Entertainment

Paul Taylor unveils his versions of hell in ‘Scudorama’

Paul Taylor knows hell. Read his memoir, “Private Domain” — the guy has demons. His company’s show Tuesday night offered two sides of an infernal coin before ending on an optimistic note.

French philosopher Jean-Paul Sartre said that hell is other people, but Taylor’s 1963 “Scudorama” seems to say that it lies in ourselves. A program note quotes Dante on trapped souls, whose lives had “neither blame nor praise.”

Clarence Jackson’s recorded score sounds like a jazz version of Stravinsky’s “The Rite of Spring,” interrupted now and then by police whistles. We first find the cast slumped on the floor, against a shadowy backdrop of dark, cartoonish clouds.

One man in a jacket and tie finally gets up, looking alarmed as he surveys the scene. The other dancers toss on the ground like dogs having running dreams. Another man enters with a woman curled round his head and shoulders like a hood. People jump in place obsessively and wind up in a pile of lost souls. It’s inscrutable and disturbing.

In “Lost, Found and Lost,” from 1982, Taylor sets hell in a Muzak-filled shopping mall. For the first time this season, the music is more effective because it’s recorded — loud, awful chestnuts such as “Moon River” in string arrangements that swell like boils.

The large group is in basic black warm-ups, with rhinestones in inappropriate spots — crotches and boobs — and sparkly net veils over their faces — low-rent high fashion.

There’s some dancing but more “found movement.” People stand on line or pose with their hips jutted and arms crossed — waiting. It’s life at its most pointless.

“Lost, Found and Lost” pairs well as the comic counterpart of “Scudorama,” and the cast restrains themselves from playing it only for laughs.
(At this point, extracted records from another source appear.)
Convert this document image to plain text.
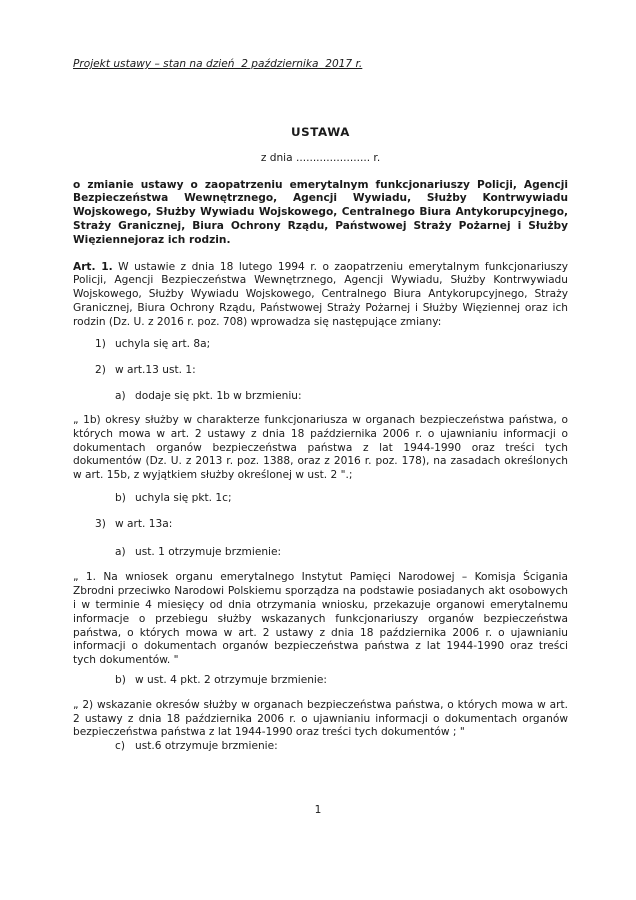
Projekt ustawy – stan na dzień  2 października  2017 r.
USTAWA
z dnia ...................... r.

o zmianie ustawy o zaopatrzeniu emerytalnym funkcjonariuszy Policji, Agencji Bezpieczeństwa Wewnętrznego, Agencji Wywiadu, Służby Kontrwywiadu Wojskowego, Służby Wywiadu Wojskowego, Centralnego Biura Antykorupcyjnego, Straży Granicznej, Biura Ochrony Rządu, Państwowej Straży Pożarnej i Służby Więziennejoraz ich rodzin.

Art. 1. W ustawie z dnia 18 lutego 1994 r. o zaopatrzeniu emerytalnym funkcjonariuszy Policji, Agencji Bezpieczeństwa Wewnętrznego, Agencji Wywiadu, Służby Kontrwywiadu Wojskowego, Służby Wywiadu Wojskowego, Centralnego Biura Antykorupcyjnego, Straży Granicznej, Biura Ochrony Rządu, Państwowej Straży Pożarnej i Służby Więziennej oraz ich rodzin (Dz. U. z 2016 r. poz. 708) wprowadza się następujące zmiany:

1) uchyla się art. 8a;
2) w art.13 ust. 1:
a) dodaje się pkt. 1b w brzmieniu:

„ 1b) okresy służby w charakterze funkcjonariusza w organach bezpieczeństwa państwa, o których mowa w art. 2 ustawy z dnia 18 października 2006 r. o ujawnianiu informacji o dokumentach organów bezpieczeństwa państwa z lat 1944-1990 oraz treści tych dokumentów (Dz. U. z 2013 r. poz. 1388, oraz z 2016 r. poz. 178), na zasadach określonych w art. 15b, z wyjątkiem służby określonej w ust. 2 ".;

b) uchyla się pkt. 1c;
3) w art. 13a:
a) ust. 1 otrzymuje brzmienie:

„ 1. Na wniosek organu emerytalnego Instytut Pamięci Narodowej – Komisja Ścigania Zbrodni przeciwko Narodowi Polskiemu sporządza na podstawie posiadanych akt osobowych i w terminie 4 miesięcy od dnia otrzymania wniosku, przekazuje organowi emerytalnemu informacje o przebiegu służby wskazanych funkcjonariuszy organów bezpieczeństwa państwa, o których mowa w art. 2 ustawy z dnia 18 października 2006 r. o ujawnianiu informacji o dokumentach organów bezpieczeństwa państwa z lat 1944-1990 oraz treści tych dokumentów. "

b) w ust. 4 pkt. 2 otrzymuje brzmienie:

„ 2) wskazanie okresów służby w organach bezpieczeństwa państwa, o których mowa w art. 2 ustawy z dnia 18 października 2006 r. o ujawnianiu informacji o dokumentach organów bezpieczeństwa państwa z lat 1944-1990 oraz treści tych dokumentów ; "

c) ust.6 otrzymuje brzmienie:
1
If we start in Hades, we end in the green oasis of 1988’s “Brandenburgs,” a comforting closer with a big, joyous finale. For this, a cast arrayed in shades of olive and dark green, Taylor does straightforward music visualization to the Bach, contrasting light, quick movement against grounded, weighty poses. Michael Trusnovec, the company’s senior dancer, dances a slow solo with restrained, quiet stillness that makes him seem like an observer in the midst of the action.

Still, Taylor’s done many great baroque dances, and this one looks like bits and pieces of the others. With him, disturbing originality says more than pleasant recycling.